Der tiefe Fall des Dollar gegenüber D-Mark und Yen hat an den internationalen Finanzmärkten zu einer großen Verunsicherung geführt. Auch die Notenbanker und Finanzminister waren bei der Frühjahrstagung des Internationalen Währungsfonds ratlos und konnten nur mit Mühe ihre tiefen Interessengegensätze kaschieren.

Zehn Jahre ist es her, da trafen sich die Finanzexperten der sieben wichtigsten Industriestaaten in einer ähnlich kritischen Situation. Der Wechselkurs des Dollar hatte im Frühjahr 1985 die schwindelerregende Höhe von mehr als 3,40 Mark erreicht, was den fundamentalen ökonomischen Daten genausowenig entsprach wie sein heutiger Kurs von weniger als 1,40 Mark. Im Unterschied zu heute reichte damals ein Machtwort der Notenbanker, um die Entwicklung an den Devisenmärkten umzudrehen.

Der damalige Plaza-Akkord trug seinen Namen zu Recht: Niemand war an einem überhöhten Dollarkurs interessiert. Die Vereinigten Staaten nicht, weil er ihren Export behinderte; die übrigen Industrienationen nicht, weil er die Inflation zu beschleunigen drohte.

Ganz anders das heutige Bild: Die amerikanische Regierung nutzt den niedrigen Wechselkurs des Greenback seit Monaten als Druckmittel gegen die Japaner und ihre anhaltenden Versuche, Einfuhren vor allem aus den Vereinigten Staaten zu behindern. Und das Federal Reserve Board trifft keinerlei Anstalten, den seit Ende 1994 anhaltenden Dollarkursverfall durch höhere Zinsen zu bremsen. Statt dessen sahen sich die Notenbanker der Länder mit starken Währungen - Deutschland, Japan, Schweiz - zu Zinssenkungen gezwungen, damit die Aufwertung ihren heimischen Volkswirtschaften nicht die Luft abschnürt. An diesem Interessenkonflikt dürften bislang auch alle Anläufe zu konzertierten Devisenmarkt-Interventionen gescheitert sein.

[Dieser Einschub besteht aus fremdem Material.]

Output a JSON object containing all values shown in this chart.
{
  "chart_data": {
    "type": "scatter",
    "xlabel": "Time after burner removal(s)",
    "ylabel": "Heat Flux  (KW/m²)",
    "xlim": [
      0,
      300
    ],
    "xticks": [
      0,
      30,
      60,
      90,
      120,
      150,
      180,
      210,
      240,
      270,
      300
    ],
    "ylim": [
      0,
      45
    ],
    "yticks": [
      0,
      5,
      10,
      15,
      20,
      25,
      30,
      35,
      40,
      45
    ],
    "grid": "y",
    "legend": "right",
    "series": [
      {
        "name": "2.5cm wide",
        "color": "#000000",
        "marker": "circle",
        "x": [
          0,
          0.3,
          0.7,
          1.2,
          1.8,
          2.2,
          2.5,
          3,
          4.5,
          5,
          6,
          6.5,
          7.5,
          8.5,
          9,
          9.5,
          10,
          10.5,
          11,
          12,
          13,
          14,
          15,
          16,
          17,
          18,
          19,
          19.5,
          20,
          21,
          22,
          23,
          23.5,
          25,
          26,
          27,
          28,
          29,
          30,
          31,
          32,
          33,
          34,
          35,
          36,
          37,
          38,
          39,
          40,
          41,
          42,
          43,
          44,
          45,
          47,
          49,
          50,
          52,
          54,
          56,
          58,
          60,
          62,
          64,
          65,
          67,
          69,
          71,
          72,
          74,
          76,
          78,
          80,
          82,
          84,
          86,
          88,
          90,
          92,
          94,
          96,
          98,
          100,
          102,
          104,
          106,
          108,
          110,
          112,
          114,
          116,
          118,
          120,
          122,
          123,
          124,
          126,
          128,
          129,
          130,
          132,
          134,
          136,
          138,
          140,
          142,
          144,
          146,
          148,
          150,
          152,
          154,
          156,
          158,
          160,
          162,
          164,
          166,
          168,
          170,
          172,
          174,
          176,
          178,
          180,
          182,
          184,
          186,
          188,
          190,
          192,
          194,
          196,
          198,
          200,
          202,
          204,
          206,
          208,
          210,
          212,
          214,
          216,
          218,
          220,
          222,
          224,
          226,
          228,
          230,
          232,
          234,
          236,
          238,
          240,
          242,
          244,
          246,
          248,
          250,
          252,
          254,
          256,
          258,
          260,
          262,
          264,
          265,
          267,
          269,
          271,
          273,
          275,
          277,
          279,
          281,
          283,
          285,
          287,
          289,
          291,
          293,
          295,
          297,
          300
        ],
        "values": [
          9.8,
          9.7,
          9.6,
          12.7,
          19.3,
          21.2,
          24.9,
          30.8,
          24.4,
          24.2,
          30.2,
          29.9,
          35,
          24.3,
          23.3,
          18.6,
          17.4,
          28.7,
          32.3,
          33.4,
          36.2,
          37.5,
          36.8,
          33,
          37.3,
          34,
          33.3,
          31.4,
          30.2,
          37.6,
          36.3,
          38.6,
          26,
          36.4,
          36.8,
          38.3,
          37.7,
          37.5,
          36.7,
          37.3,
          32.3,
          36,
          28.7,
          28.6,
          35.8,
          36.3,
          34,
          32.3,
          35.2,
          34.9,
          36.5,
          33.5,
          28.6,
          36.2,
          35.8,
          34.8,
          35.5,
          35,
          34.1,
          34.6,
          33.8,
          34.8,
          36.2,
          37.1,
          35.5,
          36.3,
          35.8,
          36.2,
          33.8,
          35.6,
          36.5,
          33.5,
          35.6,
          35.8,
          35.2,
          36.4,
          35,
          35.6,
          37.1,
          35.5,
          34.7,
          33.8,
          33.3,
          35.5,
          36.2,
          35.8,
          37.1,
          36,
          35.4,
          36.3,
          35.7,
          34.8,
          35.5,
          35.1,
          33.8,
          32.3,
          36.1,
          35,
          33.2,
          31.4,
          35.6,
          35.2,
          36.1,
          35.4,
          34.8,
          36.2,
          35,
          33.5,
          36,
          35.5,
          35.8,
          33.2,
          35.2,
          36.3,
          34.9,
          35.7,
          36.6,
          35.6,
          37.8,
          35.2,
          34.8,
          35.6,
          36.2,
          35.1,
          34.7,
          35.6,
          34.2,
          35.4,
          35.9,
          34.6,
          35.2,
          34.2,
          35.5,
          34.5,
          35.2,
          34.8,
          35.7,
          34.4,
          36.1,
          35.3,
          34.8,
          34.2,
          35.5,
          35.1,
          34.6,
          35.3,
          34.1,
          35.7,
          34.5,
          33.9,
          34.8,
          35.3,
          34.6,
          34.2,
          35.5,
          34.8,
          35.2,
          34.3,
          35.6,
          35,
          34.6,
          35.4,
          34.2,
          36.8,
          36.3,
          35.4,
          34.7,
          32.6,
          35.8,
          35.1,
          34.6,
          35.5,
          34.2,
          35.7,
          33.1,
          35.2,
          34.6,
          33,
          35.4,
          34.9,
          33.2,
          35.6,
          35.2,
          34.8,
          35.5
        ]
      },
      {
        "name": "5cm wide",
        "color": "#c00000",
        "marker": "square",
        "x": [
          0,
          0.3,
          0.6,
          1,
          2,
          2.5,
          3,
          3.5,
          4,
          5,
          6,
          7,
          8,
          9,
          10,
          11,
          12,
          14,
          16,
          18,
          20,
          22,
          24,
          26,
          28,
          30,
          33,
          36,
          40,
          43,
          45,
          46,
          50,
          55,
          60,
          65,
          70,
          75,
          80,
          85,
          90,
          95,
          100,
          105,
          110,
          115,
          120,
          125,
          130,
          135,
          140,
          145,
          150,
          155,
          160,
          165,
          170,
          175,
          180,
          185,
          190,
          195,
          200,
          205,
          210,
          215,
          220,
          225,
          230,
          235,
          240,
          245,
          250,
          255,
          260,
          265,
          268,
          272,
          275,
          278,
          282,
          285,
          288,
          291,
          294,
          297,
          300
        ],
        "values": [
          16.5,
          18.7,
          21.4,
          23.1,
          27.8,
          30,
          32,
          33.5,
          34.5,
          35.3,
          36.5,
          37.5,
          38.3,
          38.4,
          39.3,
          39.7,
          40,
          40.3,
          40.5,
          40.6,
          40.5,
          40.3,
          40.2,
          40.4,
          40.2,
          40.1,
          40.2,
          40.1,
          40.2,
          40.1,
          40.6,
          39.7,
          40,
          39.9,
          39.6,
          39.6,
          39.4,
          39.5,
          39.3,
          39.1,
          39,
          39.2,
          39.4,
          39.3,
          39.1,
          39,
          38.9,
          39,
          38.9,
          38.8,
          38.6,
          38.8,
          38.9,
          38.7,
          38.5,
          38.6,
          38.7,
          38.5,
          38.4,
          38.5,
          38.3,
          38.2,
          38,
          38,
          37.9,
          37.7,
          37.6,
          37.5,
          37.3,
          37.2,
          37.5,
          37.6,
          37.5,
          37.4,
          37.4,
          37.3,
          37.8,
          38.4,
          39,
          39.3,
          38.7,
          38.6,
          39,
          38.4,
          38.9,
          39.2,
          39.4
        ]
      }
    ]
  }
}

In diesem Lichte erscheint Skepsis gegenüber den Appellen der G 7-Länder zum Abbau der fiskalischen und außenwirtschaftlichen Defizite angebracht. In den Vereinigten Staaten würde der Versuch, das Haushaltsdefizit abzubauen und gleichzeitig die zu geringe Sparneigung der Bürger durch höhere Zinsen zu fördern, der Konjunktur einen empfindlichen Schlag versetzen. Damit würde auch der rasante Höhenflug amerikanischer Aktien ein Ende finden. Doch Präsident Bill Clinton und Notenbank-Gouverneur Alan Greenspan sind sich bislang einig: Der Aufschwung soll intakt bleiben.

Einen erheblichen Beitrag dazu soll vor allem Japan leisten, dessen Währung seit Anfang März 1995 selbst gegenüber der starken D-Mark noch um zehn Prozent aufgewertet wurde. Nachdem das Absenken der Geldmarktzinsen auf unter 1,5 Prozent den Yen-Anstieg nicht bremsen konnte, läßt sich das Dollar-Yen-Verhältnis offenbar nur durch steigende Importe wieder normalisieren. Japans Handelsriesen erschweren jedoch nach wie vor die Wareneinfuhr.

Die Devisenhändler werden deshalb in den kommenden Wochen sehr aufmerksam beobachten, ob die Regierung in Tokio ihre vagen Ankündigungen in konkrete Maßnahmen ummünzt und ernsthafte Anstrengungen zum Abbau der riesigen japanischen Exportüberschüsse einleitet.